Let me pause our journey into the past and ask that you reflect upon your own experience with Baptist life as it relates to the two major issues the convention faced in its early days. “What do you see as the strengths and weaknesses of having a convention rather than a societal/parachurch structure in Baptist life?” Since our official name is still the Southern Baptist Convention, although Great Commission Baptists was an alternative name approved at the 2012 convention, ask yourself, “Have we really embraced being a national network of churches?” You might have noticed that the theme for the 2021 SBC Annual Meeting in Nashville is We Are Great Commission Baptists.
1Page 167 of Robert A. Baker’s book The Southern Baptist Convention and Its People 1607- 1972.
2Page 425 of H. Leon McBeth’s book The Baptist Heritage.

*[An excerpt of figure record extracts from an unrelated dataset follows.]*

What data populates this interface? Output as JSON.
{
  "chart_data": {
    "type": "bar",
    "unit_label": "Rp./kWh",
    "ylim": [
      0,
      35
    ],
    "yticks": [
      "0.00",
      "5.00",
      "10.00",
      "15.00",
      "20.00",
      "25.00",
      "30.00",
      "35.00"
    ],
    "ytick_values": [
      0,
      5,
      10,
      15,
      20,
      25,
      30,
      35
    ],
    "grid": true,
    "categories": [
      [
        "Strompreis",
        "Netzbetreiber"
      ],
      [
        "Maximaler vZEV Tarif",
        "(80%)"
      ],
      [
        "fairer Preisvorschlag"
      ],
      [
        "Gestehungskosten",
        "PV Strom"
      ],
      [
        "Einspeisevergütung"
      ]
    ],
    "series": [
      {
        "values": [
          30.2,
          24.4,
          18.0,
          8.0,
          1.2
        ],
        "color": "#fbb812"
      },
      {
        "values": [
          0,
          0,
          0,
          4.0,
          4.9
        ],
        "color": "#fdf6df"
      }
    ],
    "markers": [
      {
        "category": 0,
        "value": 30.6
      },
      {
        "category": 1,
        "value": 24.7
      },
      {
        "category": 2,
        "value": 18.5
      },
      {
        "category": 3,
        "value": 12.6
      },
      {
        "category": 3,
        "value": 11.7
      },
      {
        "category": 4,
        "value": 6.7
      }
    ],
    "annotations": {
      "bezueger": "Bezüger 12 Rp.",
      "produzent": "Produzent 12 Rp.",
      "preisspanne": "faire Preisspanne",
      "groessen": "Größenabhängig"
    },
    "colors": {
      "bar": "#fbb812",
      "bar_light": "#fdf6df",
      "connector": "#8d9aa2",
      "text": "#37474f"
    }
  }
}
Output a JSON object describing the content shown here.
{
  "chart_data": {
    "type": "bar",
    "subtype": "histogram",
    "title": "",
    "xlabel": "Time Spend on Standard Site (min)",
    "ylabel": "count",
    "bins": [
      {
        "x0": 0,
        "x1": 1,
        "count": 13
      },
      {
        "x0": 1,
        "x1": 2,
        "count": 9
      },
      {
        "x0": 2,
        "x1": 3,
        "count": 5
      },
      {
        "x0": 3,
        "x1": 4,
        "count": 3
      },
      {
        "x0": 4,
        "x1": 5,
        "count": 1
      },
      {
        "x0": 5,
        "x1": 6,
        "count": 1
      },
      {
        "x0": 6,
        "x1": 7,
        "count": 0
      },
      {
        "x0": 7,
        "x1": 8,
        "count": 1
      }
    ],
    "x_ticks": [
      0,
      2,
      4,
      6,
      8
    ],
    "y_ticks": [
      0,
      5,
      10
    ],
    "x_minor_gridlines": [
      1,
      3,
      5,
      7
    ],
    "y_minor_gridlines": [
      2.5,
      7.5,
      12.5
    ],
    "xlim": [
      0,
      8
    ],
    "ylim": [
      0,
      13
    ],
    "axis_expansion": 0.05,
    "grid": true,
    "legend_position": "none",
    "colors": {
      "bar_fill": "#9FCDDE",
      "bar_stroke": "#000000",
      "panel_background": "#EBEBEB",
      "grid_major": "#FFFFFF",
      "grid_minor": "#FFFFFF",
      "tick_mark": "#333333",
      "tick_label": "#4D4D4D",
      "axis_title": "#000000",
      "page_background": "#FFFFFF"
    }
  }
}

3Page 425 of H. Leon McBeth’s book The Baptist Heritage.
Yours in Christ,
Mark R. Elliott, DoM
Retiring in April 2022, Mark R. Elliott served as a Director of Missions (Associational Mission Strategist) in Western Iowa and Eastern Nebraska for almost three decades. He is a strong advocate for obedience and Biblically based disciple making. As such, he knows that making healthy disciples requires Christian leaders to be constantly pursuing spiritual maturity—be lifelong learners. Because of the time constraints of ministry, most pastors focus their reading list on resources that assist them in teaching and preaching the Word of God. As such, books focusing on church health, leadership development, and church growth tend to find their way to the bottom of the stack. With that reality in mind, Mark has written discussion summaries on several books that have helped him to personally grow in Christ and that tend to find themselves on the bottom of most pastor’s stack. Many pastors have found them helpful as they are able to more quickly process great insights from other pastors and authors.